Anthony wrote:
On Thu, Apr 22, 2010 at 6:31 PM, Platonides
<Platonides(a)gmail.com
<mailto:Platonides@gmail.com>> wrote:
S. Nunes wrote:
Hi all,
I presume that Wikipedia keeps data about HTTP accesses to all
articles.
Can anybody inform me if this data is available
for research purposes?
No. With the amount of traffic it has, space needs would be immense, and
Wikimedia is not interested in logging all accesses.
What kind of space needs are we talking about?
100k requests per second.
Assuming that an url is 50 bytes on average, that's 432 GB per day (the
usual apache log line is about 1.5 times that).
Most requests are handled by the squids so the backing servers are not
even aware of them.
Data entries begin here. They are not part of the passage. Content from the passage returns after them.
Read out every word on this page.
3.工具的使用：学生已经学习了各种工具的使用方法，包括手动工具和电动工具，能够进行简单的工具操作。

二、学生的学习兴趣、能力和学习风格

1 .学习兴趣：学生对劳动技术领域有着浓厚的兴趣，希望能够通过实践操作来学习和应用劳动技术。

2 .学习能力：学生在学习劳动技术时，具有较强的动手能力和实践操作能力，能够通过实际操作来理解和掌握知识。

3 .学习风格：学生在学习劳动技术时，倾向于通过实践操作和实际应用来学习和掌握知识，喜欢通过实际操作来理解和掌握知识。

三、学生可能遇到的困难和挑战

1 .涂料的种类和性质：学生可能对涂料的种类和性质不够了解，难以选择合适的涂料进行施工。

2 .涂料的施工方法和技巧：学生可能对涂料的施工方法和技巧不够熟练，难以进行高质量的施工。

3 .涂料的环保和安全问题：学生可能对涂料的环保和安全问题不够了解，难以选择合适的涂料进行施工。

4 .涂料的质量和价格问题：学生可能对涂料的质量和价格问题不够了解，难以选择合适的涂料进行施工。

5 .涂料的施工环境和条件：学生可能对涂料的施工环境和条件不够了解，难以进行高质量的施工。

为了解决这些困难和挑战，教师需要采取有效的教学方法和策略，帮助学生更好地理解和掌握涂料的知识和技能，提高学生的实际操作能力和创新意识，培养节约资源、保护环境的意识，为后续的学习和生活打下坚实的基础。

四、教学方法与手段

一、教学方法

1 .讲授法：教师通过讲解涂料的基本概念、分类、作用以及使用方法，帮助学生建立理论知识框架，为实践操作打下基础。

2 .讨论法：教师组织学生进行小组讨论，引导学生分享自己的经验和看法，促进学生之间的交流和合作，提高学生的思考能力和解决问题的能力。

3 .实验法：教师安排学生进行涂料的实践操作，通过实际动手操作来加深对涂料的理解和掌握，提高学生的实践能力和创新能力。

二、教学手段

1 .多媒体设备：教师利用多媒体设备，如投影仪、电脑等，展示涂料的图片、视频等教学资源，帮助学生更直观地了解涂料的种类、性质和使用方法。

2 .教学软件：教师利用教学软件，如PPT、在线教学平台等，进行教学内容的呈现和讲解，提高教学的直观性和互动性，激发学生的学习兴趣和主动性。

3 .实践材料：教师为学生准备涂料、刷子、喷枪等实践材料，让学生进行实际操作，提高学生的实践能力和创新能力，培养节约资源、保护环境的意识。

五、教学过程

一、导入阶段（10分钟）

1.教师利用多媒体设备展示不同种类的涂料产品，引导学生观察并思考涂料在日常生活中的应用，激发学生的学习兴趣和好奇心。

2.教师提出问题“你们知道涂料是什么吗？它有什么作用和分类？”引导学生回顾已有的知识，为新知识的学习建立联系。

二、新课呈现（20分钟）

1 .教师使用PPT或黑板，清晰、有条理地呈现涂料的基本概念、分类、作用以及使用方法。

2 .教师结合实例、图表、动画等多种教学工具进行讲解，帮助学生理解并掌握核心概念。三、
Tim Starling had to made a patch to squid in order
to register the articles accessed (ie. the data at domas wikistats).
I find it hard to imagine that the other top 10
websites aren't keeping
this information.
They probably store it aggregated and/or just a sample.
Shouldn't you be logging every access, at least
for a few days, in case
of some sort of security breach?
You would need to
a) Detect that there is a security breach.
b) Find what produced the security breach in that log.
What if your referer was your facebook personal
page leaking your full
real name?
And what if you're in the sample? I find it quite inappropriate that
even sampled data like this is being released.
The referer is not stored anywhere.